Once we cleared the doors and I had a better view of the interior of the station, I knew Vee was right about the pillars. The roof and floor of the station melted into a stalactite and matching stalagmite of polymerized metal that met at the centrally-oriented ball of plasma in the middle of the hollow station.

I looked at Vee and said, “Have you seen anything like this before?”

“I’ve read about it in the Depository,” she replied. “The station’s of Terran design, from the late colonial days. I didn’t think any were actually built though.”

The interior walls of the lateral surface were lined with one continuous three-hundred-and-sixty-degree cityscape, and a massive shipyard branched off the ceiling in tiered layers of starships around the artificial star.

“We have a nitrogen-oxygen atmosphere, with trace amounts of CO2 and methane,” I said, parroting the readings from the sensors.
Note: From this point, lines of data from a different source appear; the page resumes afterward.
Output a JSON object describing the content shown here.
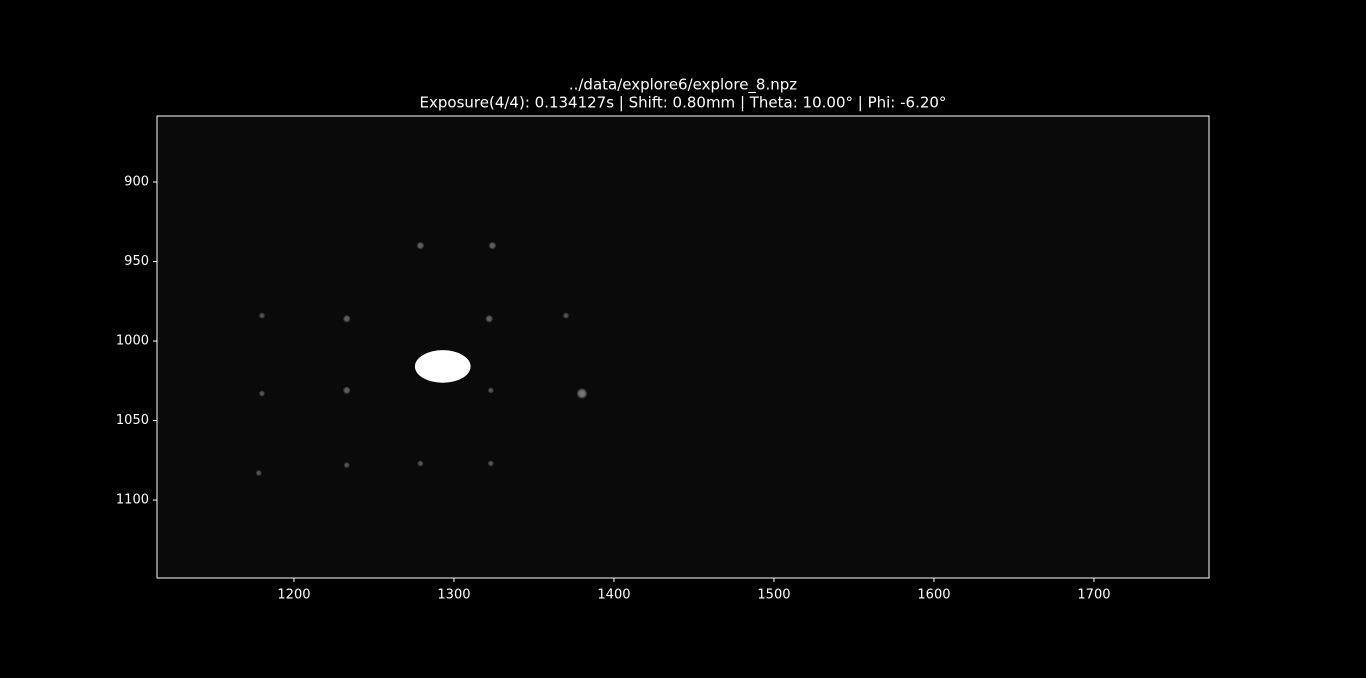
{
  "chart_data": {
    "type": "image",
    "title": "../data/explore6/explore_8.npz",
    "subtitle": "Exposure(4/4): 0.134127s | Shift:   0.80mm | Theta:  10.00° | Phi:  -6.20°",
    "x": [
      1293,
      1279,
      1324,
      1233,
      1322,
      1180,
      1370,
      1233,
      1180,
      1380,
      1323,
      1233,
      1279,
      1323,
      1178
    ],
    "values": [
      1016,
      940,
      940,
      986,
      986,
      984,
      984,
      1031,
      1033,
      1033,
      1031,
      1078,
      1077,
      1077,
      1083
    ],
    "sizes": [
      12,
      2.5,
      2.5,
      2.5,
      2.5,
      2,
      2,
      2.5,
      2,
      3.5,
      2,
      2,
      2,
      2,
      2
    ],
    "color": "#ffffff",
    "xlim": [
      1114.4,
      1771.9
    ],
    "ylim": [
      1149,
      858.5
    ],
    "xticks": [
      1200,
      1300,
      1400,
      1500,
      1600,
      1700
    ],
    "yticks": [
      900,
      950,
      1000,
      1050,
      1100
    ]
  }
}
“We’re getting coordinates,” Adan said. “Looks like they want us to go to the far side of the shipyards.”

“Got it,” Max replied.

Our ship rattled slightly as we accelerated towards the amassed fleet of ships. On the way in we passed countless fighter craft, mid and full-sized freighters, various destroyer-class frigates and even a couple of ancient Terran capital ships – one of which was built almost entirely around what was likely the largest mass driver ever assembled. No two ships seemed to be from the same era, and just about every species in the galaxy seemed to be accounted for amongst the mismatched fleet.

“Russell darling,” Max cooed, “are you certain this is the same Philip I met in Oasis? Because I don’t remember that Philip owning a space station from the future and an armada large enough to conquer a planet.”

“Yeah, he told me what he was planning,” Russell said. “At the time I just took him for a loud-mouthed braggart.” He took his cap off so he could run his hand through his hair. “That’s our spot next to that saucer-shaped craft.”

Maxine set down next to the Reticulan scout ship with a red hawk emblazoned on the hull, and when she powered down the ship, we heard a compressed boom from the aft of the ship, followed by a whining noise and then complete loss of power.

After a few silent moments in the dark, I heard Adan mumble, “Worst investment ever.” I didn’t bother to disagree.